Liana Karapetyan complains that she can’t even tiptoe around her three-room apartment without exasperating her family. Her husband is working from home during the lockdown, her three children studying. Everyone is glued to a laptop.
“Hush. I’m studying. Don’t cook. Don’t do the dishes,” she said, impersonating her kids.
Karapetyan’s eldest daughter, 13, “spends all her time in front of the computer and by evenings has migraines and a temperature. I don’t approve of my kids being so dependent on gadgets during normal life,” she said. The Education Ministry “should really think about cutting down the coursework.”
Around the world today, some 90 percent of children – over 1.5 billion kids – are home from school as their governments try to stem the spread of the novel coronavirus, a UN agency says. Many of the 192 countries that have closed schools are seeing one thing come starkly into view: socioeconomic class divides.
Though she calls her situation a “madhouse,” Karapetyan counts herself lucky. Her kids have the equipment they need; her husband has a job he can do from home. Space is tight but could be worse. “Think about those who live in a one-room apartment with seven kids,” she said.
Two hours to the north, in Lori region, Koryun Melkumyan shares one room in an unfinished house with his wife, his mother and his seven children – the youngest a one-month-old baby girl. Like most residents of his village, Melkumyan lacks a regular job. His few animals produce yogurt and milk to sell at the local bazaar, and he receives about $150 per month in government assistance.
His children are also out of school. “They miss their classes. We don’t have smartphones or computers or the internet to be able to continue their education,” Melkumyan told Eurasianet. “Sometimes they do lessons using the [landline] phone.”
The school principal has promised to provide a computer and Melkumyan has inquired about installing an internet connection, though the provider told him it could not dispatch a crew until the lockdown ends.
According to the Education Ministry, about 80 percent of Armenia’s school-age children are engaged in distance learning during the nationwide state of emergency, which started on March 16 and includes shelter-in-place orders and travel restrictions. As of April 15, the country of 3 million had registered 1,111 COVID-19 cases and 17 deaths.

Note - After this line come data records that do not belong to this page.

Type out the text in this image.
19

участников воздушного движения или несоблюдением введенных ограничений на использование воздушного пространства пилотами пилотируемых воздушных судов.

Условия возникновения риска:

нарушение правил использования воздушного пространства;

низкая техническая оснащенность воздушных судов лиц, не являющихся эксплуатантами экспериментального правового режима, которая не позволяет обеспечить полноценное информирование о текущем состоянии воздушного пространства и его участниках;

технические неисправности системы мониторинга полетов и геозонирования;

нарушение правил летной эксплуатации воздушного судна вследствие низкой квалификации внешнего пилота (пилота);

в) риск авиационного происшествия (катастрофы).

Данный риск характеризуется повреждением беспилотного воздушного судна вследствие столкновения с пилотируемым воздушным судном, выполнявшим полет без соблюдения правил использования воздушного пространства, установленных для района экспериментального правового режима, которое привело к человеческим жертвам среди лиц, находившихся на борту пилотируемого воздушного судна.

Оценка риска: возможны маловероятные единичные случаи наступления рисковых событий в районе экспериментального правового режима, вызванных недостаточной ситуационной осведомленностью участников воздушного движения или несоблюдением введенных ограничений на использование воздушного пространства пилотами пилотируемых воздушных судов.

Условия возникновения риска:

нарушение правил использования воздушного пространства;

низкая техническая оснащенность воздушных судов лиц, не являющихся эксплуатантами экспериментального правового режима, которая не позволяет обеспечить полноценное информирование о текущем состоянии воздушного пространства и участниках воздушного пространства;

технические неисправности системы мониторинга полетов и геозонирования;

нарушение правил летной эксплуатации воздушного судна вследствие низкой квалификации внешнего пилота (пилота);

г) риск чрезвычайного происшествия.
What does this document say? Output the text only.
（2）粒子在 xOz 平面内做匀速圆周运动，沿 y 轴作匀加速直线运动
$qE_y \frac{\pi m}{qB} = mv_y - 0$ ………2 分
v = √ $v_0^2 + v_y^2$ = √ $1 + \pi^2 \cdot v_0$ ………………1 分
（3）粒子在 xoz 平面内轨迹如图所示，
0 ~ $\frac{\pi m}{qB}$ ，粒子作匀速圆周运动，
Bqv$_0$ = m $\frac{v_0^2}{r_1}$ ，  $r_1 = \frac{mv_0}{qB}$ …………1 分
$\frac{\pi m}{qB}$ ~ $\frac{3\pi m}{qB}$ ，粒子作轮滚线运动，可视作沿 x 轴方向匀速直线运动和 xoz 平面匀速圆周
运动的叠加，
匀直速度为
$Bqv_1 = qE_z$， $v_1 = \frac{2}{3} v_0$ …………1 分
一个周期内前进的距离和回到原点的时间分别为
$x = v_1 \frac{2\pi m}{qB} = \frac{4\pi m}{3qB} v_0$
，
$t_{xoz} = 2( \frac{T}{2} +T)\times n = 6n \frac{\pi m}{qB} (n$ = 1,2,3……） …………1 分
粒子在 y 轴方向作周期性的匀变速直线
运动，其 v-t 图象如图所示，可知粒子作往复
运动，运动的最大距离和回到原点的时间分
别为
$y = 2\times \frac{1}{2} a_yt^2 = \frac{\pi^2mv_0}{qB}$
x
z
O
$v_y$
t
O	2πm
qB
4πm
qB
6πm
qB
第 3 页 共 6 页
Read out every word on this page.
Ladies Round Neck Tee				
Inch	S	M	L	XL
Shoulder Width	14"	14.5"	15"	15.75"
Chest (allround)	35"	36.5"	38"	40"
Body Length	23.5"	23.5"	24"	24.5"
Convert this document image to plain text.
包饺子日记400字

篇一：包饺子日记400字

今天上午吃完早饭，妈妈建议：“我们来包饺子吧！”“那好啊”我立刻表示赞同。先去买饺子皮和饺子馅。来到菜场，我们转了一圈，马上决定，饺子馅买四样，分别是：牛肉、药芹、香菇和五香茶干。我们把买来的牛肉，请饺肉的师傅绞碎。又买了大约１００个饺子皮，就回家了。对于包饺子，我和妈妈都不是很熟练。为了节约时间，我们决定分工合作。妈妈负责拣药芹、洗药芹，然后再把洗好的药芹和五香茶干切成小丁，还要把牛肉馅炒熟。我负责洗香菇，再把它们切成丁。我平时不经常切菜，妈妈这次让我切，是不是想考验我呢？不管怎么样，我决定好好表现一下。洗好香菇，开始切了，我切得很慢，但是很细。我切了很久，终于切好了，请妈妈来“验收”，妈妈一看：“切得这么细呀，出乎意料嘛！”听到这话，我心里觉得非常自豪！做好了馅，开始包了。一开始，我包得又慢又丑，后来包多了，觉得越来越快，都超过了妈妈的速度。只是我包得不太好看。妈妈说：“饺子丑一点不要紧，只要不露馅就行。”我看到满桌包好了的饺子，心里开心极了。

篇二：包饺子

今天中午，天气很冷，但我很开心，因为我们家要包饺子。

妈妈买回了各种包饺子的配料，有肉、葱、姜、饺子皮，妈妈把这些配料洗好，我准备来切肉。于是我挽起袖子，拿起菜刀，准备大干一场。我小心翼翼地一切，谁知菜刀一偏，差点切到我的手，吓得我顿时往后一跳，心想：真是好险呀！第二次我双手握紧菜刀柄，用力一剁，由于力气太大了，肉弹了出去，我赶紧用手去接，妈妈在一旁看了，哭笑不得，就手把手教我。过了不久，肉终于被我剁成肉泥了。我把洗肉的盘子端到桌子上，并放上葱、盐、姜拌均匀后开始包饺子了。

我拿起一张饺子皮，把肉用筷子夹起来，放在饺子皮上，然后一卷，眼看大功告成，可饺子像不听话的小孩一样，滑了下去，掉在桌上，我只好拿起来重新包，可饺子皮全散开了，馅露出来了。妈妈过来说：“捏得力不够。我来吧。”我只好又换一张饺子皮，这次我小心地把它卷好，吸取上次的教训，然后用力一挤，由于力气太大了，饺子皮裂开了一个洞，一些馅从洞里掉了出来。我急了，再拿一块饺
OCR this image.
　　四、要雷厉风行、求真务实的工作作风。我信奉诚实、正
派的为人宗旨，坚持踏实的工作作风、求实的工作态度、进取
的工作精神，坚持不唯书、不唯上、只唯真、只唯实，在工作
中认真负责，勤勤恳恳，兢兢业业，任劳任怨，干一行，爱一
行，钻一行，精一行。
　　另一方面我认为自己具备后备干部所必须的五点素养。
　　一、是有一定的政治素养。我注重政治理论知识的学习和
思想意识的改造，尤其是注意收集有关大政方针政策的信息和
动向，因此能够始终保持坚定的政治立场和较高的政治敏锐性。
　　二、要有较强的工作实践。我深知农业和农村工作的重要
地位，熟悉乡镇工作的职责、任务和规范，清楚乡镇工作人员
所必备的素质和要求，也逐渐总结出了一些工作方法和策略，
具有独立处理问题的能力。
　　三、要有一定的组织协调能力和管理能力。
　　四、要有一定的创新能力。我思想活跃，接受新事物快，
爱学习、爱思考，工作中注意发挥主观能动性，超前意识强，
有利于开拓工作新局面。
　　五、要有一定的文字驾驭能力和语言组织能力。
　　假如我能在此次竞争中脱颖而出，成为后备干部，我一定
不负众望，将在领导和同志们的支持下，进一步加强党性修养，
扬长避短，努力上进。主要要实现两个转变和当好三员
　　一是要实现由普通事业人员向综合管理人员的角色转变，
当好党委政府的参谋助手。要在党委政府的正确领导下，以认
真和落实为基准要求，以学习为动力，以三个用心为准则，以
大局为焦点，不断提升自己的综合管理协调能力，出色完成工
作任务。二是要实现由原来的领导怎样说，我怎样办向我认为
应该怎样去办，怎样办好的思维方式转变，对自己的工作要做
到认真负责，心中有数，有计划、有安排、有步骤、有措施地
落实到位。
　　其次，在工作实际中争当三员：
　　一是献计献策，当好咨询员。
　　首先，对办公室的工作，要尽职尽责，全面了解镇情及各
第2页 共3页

In a written response to Eurasianet’s queries, a representative said the ministry was “encouraging teachers not to overload students with assignments that involve the use of computers.” Which tools teachers use are up to them.
“Armenia has organized very quickly,” said Harutyun Tsatryan, founder of the Information and Education Development Network, a non-profit that develops higher-education teaching methodologies. “For example they [the ministry] decided to do lectures on Public TV and the quality is very impressive. They get good people to do them.” (The programming has aired since March 19.)
But Armenian teachers, like their colleagues around the world, are struggling, too, in this unprecedented situation.
In the northern Tavush region, a teacher in her 60s describes her crash course in teaching over the messaging app Viber (an analogue to WhatsApp or Facetime). “I only had Viber on my phone to talk to my grandchildren in Russia. All of a sudden we all have to teach with computers. I don’t even have one,” said the teacher, who requested anonymity, fearful she could lose her job for complaining publicly. “Some of my students are from very poor families and haven’t even seen a smartphone; of course they are missing classes.”
In a nearby town, mother of two Anna Manucharyan says that her school district is carrying on the regular school schedule, but remotely. “My 7th grader starts at 9 a.m. They do all their classes on Zoom [an online conferencing program] and some on Viber,” Manucharyan told Eurasianet. “In his class there is only one boy who doesn’t have the tech, so he goes to his uncle’s house and does it from there. My other son is in college. His classes also take place mostly on Viber … and last even longer than they are supposed to.”
Education Minister Arayik Harutyunyan says the current situation should be seen as a pilot, and that his ministry will study the results. “Some schools and teachers have already been doing distance learning. At the moment we can’t say we are providing all the [equipment], but this will become a national pilot program for distance learning,” he said on March 18.
While most people acknowledge problems with the current system, thrust so suddenly on teachers and students, Tsatryan of the student-exchange network sees the groundwork being laid for a post-coronavirus revolution in higher education.
“If the ministry follows up by preparing enough lecturers to teach classes online, that will change the whole idea about higher education in Armenia. Distance learning is cheaper and more accessible,” Tsatryan said. The cost of a university education “isn’t just the tuition, but also the living expenses. For families in the regions that can be unaffordable.”
Ani Mejlumyan is a reporter based in Yerevan.